Growing up in Japan, I could go months without talking to my brother even though we shared a small 10’ x 10’ room, and it was not considered as being rude, it was rather respecting by mentally blocking out each other.  

But my girlfriend would perceive this type of silence as a queue to ask me “Is everything okay?



We  live in a small one-bedroom apartment, very similar size to the one with my brother. In Japanese setting, I can establish a sense of privacy by simply holding newspaper in front of my face and be silent—Japanese privacy is established. 

 In my girlfriend's culture, when you are in a room together, you are assumed to participate each other’s presence.  “What are you reading?”, “Wanna a cup of coffee?”, or “I’m bored” are the usual intrusion toward the silence.  You need to go to the other room and shut the door to have privacy.

 


Her privacy takes four walls and a shut door, which is about 100 square feet, my privacy takes 30” by 30” newspaper, which takes about 6 square feet. Growing up in a Long Island house with her own room, my girlfriend has yet to learn about my portable Japanese privacy, and I have yet to learn when and where to have that privacy.

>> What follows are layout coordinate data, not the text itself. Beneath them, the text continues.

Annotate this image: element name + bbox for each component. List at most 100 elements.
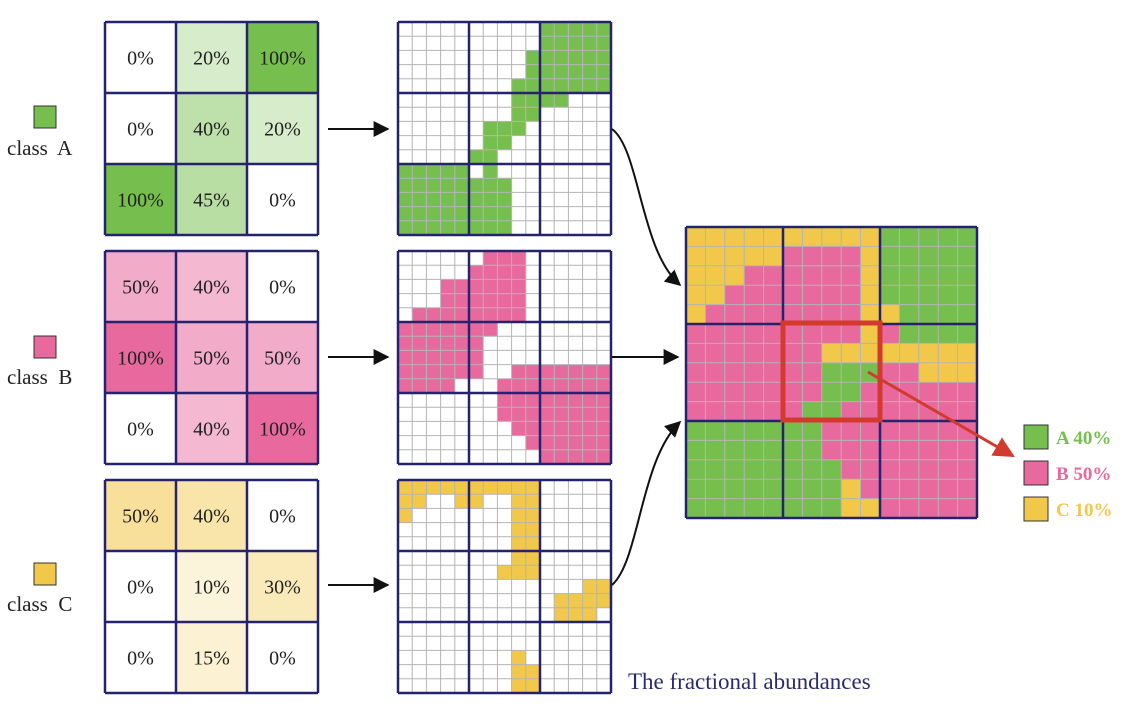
class-b-subpixel xyxy=(454,293,469,308)
combined-subpixel xyxy=(763,440,783,460)
combined-subpixel xyxy=(686,285,706,305)
class-b-subpixel xyxy=(554,449,569,464)
class-c-fraction-cell xyxy=(247,480,318,551)
class-a-subpixel xyxy=(412,178,427,193)
class-a-swatch xyxy=(33,105,57,129)
class-b-subpixel xyxy=(540,407,555,422)
combined-subpixel xyxy=(918,362,939,383)
class-c-subpixel xyxy=(497,565,512,580)
combined-subpixel xyxy=(899,227,919,247)
class-b-subpixel xyxy=(483,293,498,308)
class-c-subpixel xyxy=(525,551,540,566)
class-b-subpixel xyxy=(440,364,455,379)
class-b-fraction-cell xyxy=(105,393,176,464)
combined-abundance-map xyxy=(684,225,979,520)
class-c-subpixel xyxy=(568,607,583,622)
class-c-subpixel xyxy=(454,494,469,509)
combined-subpixel xyxy=(724,498,745,518)
class-b-swatch xyxy=(33,335,57,359)
combined-subpixel xyxy=(821,227,842,247)
combined-subpixel xyxy=(724,401,745,421)
combined-subpixel xyxy=(860,498,880,518)
arrow-c-to-combined xyxy=(611,420,682,586)
class-a-subpixel xyxy=(540,78,555,93)
class-b-subpixel xyxy=(582,449,597,464)
legend-c-swatch xyxy=(1023,496,1049,522)
class-a-fraction-label: 0% xyxy=(127,48,154,70)
class-c-subpixel-grid xyxy=(396,478,613,695)
class-b-subpixel xyxy=(554,421,569,436)
combined-subpixel xyxy=(705,265,725,286)
combined-subpixel xyxy=(938,362,958,383)
combined-subpixel xyxy=(880,304,900,324)
figure-caption: The fractional abundances xyxy=(628,669,871,694)
combined-subpixel xyxy=(724,440,745,460)
combined-subpixel xyxy=(802,227,822,247)
combined-subpixel xyxy=(802,382,822,402)
class-a-subpixel xyxy=(398,220,413,235)
class-a-subpixel xyxy=(582,36,597,51)
combined-subpixel xyxy=(783,227,803,247)
class-c-subpixel xyxy=(511,551,526,566)
class-b-subpixel xyxy=(568,378,583,393)
combined-subpixel xyxy=(686,246,706,266)
class-c-subpixel xyxy=(511,508,526,523)
combined-subpixel xyxy=(918,324,939,344)
combined-subpixel xyxy=(957,343,977,363)
combined-subpixel xyxy=(724,343,745,363)
class-b-subpixel xyxy=(483,251,498,266)
combined-subpixel xyxy=(880,246,900,266)
highlight-arrow xyxy=(867,370,1015,458)
class-a-subpixel xyxy=(497,121,512,136)
class-b-subpixel xyxy=(511,407,526,422)
class-a-subpixel xyxy=(469,206,484,221)
class-b-fraction-cell xyxy=(176,251,247,322)
combined-subpixel xyxy=(763,285,783,305)
class-a-subpixel xyxy=(525,107,540,122)
class-a-subpixel xyxy=(469,192,484,207)
class-b-subpixel xyxy=(568,393,583,408)
combined-subpixel xyxy=(957,479,977,499)
combined-subpixel xyxy=(860,285,880,305)
class-a-subpixel xyxy=(398,206,413,221)
combined-subpixel xyxy=(899,498,919,518)
combined-subpixel xyxy=(744,459,764,480)
combined-subpixel xyxy=(957,401,977,421)
class-b-subpixel xyxy=(440,307,455,322)
class-b-fraction-label: 100% xyxy=(259,419,306,441)
combined-subpixel xyxy=(899,382,919,402)
class-a-subpixel xyxy=(426,206,441,221)
class-b-subpixel xyxy=(568,449,583,464)
class-a-subpixel xyxy=(440,178,455,193)
class-b-subpixel xyxy=(540,393,555,408)
combined-subpixel xyxy=(705,324,725,344)
class-b-subpixel xyxy=(497,279,512,294)
class-c-fraction-label: 40% xyxy=(193,506,230,528)
class-b-subpixel xyxy=(454,322,469,337)
combined-subpixel xyxy=(841,343,861,363)
combined-subpixel xyxy=(705,285,725,305)
class-a-subpixel xyxy=(568,64,583,79)
class-b-fraction-label: 50% xyxy=(193,348,230,370)
class-c-subpixel xyxy=(511,494,526,509)
class-c-subpixel xyxy=(440,480,455,495)
combined-subpixel xyxy=(841,401,861,421)
combined-subpixel xyxy=(763,498,783,518)
class-b-row: class B 50% 40% 0% 100% 50% 50% 0% 40% 100% xyxy=(7,249,613,466)
combined-subpixel xyxy=(686,498,706,518)
class-a-subpixel xyxy=(568,78,583,93)
combined-subpixel xyxy=(899,246,919,266)
class-a-fraction-label: 40% xyxy=(193,119,230,141)
class-a-subpixel xyxy=(398,164,413,179)
class-a-subpixel xyxy=(582,50,597,65)
combined-subpixel xyxy=(783,285,803,305)
combined-subpixel xyxy=(686,440,706,460)
class-b-subpixel xyxy=(483,322,498,337)
combined-subpixel xyxy=(841,421,861,441)
class-b-fraction-cell xyxy=(247,322,318,393)
combined-subpixel xyxy=(880,421,900,441)
class-c-subpixel xyxy=(398,494,413,509)
class-a-subpixel xyxy=(554,93,569,108)
combined-subpixel xyxy=(918,401,939,421)
class-b-fraction-grid: 50% 40% 0% 100% 50% 50% 0% 40% 100% xyxy=(103,249,320,466)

GREAT INSIGHT!  My female advice, Yuji, is to politely answer her questions ......we never stop asking questions...

 

Comments

  1. Even though I am an American, I understand this very well. As an introvert, I can establish my own sense of privacy even in the midst of a crowd, simply by being quiet and withdrawing into myself. My sister, however, is an extravert who thinks if two people are together in a space, they should be talking. If I'm not talkative, she thinks I'm mad at her, when actually I'm just wanting a bit of peace and quiet!